On January 4, the first council meeting of the new year, the council will take up proposed amendments to its public comment rules. Currently, the council has a half-hour open forum period at the beginning and end of its Monday night meetings where anyone has three minutes to tell the council almost anything.
A cast of regulars typically shows up each week, including civic gadfly George McGrath, who routinely berates the council
for its liberal orientation. At times, open forum has taken an abrasive and bizarre tone.
Council President Ben Stuckart also says council isn’t getting a wide variety of feedback from the public because the same people show week after week, which is why he’s proposed changes to the rules.
“I think the most significant [proposed change] is that during open forum people will be allowed to testify once a month,” says Stuckart. “And the impetus for that was when I was out doorbelling [for reelection] that was really the most common complaint. People feel when you have the same eight people testify every week, people don’t feel like they can come down and have their voices heard.”
Councilman Mike Fagan, the council’s sole conservative, says he’ll be voting no.
“Well, the one thing I am going to remind my colleagues of on the dais is the people are paying our salaries, and obviously public comment is very very important,” says Fagan. “I would sure hate to think that the changes being brought on just because of the comments of a few people because if that’s the case I would say what a bunch of wussies the city council are if they can’t sit and listen to criticism as well as praise.”
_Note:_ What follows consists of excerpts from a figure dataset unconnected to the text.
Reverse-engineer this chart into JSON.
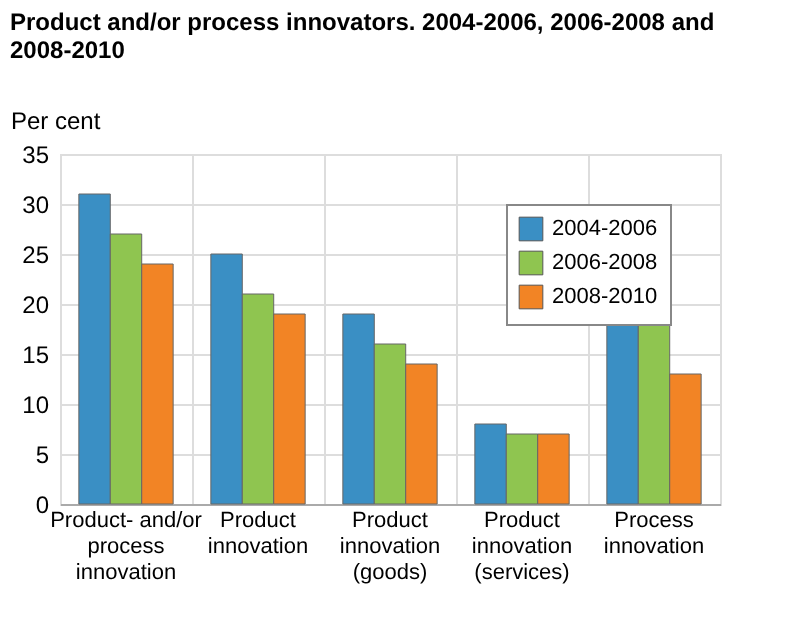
{
  "chart_data": {
    "type": "bar",
    "title": "Product and/or process innovators. 2004-2006, 2006-2008 and 2008-2010",
    "ylabel": "Per cent",
    "categories": [
      "Product- and/or process innovation",
      "Product innovation",
      "Product innovation (goods)",
      "Product innovation (services)",
      "Process innovation"
    ],
    "series": [
      {
        "name": "2004-2006",
        "color": "#3a8fc4",
        "values": [
          31,
          25,
          19,
          8,
          18
        ]
      },
      {
        "name": "2006-2008",
        "color": "#8fc550",
        "values": [
          27,
          21,
          16,
          7,
          18
        ]
      },
      {
        "name": "2008-2010",
        "color": "#f28425",
        "values": [
          24,
          19,
          14,
          7,
          13
        ]
      }
    ],
    "ylim": [
      0,
      35
    ],
    "yticks": [
      0,
      5,
      10,
      15,
      20,
      25,
      30,
      35
    ],
    "grid": true,
    "legend": "top right"
  }
}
On January 11, the council will be holding a hearing on an initiative petition that would undo an ordinance that prohibits police and other city employees from making contact with individuals solely based on their immigration status. The petition has enough valid signatures to qualify for the November 2017 ballot, but its sponsor, truck driver Jackie Murray, is seeking to disassociate herself from the measure
, which has put the city in a highly unusual position.
Stuckart, an opponent of the petition, says that he’s met with city attorneys who describe the situation as a “quandary.” In response, he says the council will neither move to put the measure on the ballot nor move to quash it, effectively leaving it in a state of limbo.
“We are just going to let it sit there for a year and if someone wants to file in court to force us to put it on the ballot, we’ll see how we respond,” he says.
Fagan, a supporter of the petition, says that illegal immigration is a “scourge” in the city that brings in illegal drugs.
“I think the council president would be doing a huge disservice to the people who signed it expecting to bring it to the ballot,” say Fagan.
At the same meeting, the council will also be taking up an ordinance mandating that private employers in the city of Spokane provide a way for their workers to earn time off to deal with illness or domestic violence. Members of council announced the policy in March
with hopes of getting it passed by the summer, only to have it derailed over internal divisions in the liberal voting bloc
that dominates the city’s legislative body.
The ordinance has been revised to exclude the construction industry as well as seasonal, temporary and domestic workers. But Stuckart says that Greater Spokane Inc. (which wasn’t immediately available for comment) recently came out against it. Stuckart says he thinks he has the votes on council to get it passed, as well as support from citizens.
“I’ve heard from at least three times as many citizens supporting the change than people contacting me against passing it,” he says.
Other issues Stuckart may take up in 2016 include an expansion of the city’s “ban the box” policy
to private businesses and finding permanent funding for arts programs.
Fagan says he'll oppose the paid sick leave ordinance and worries that a hike in the minimum wage or a gun tax could be next.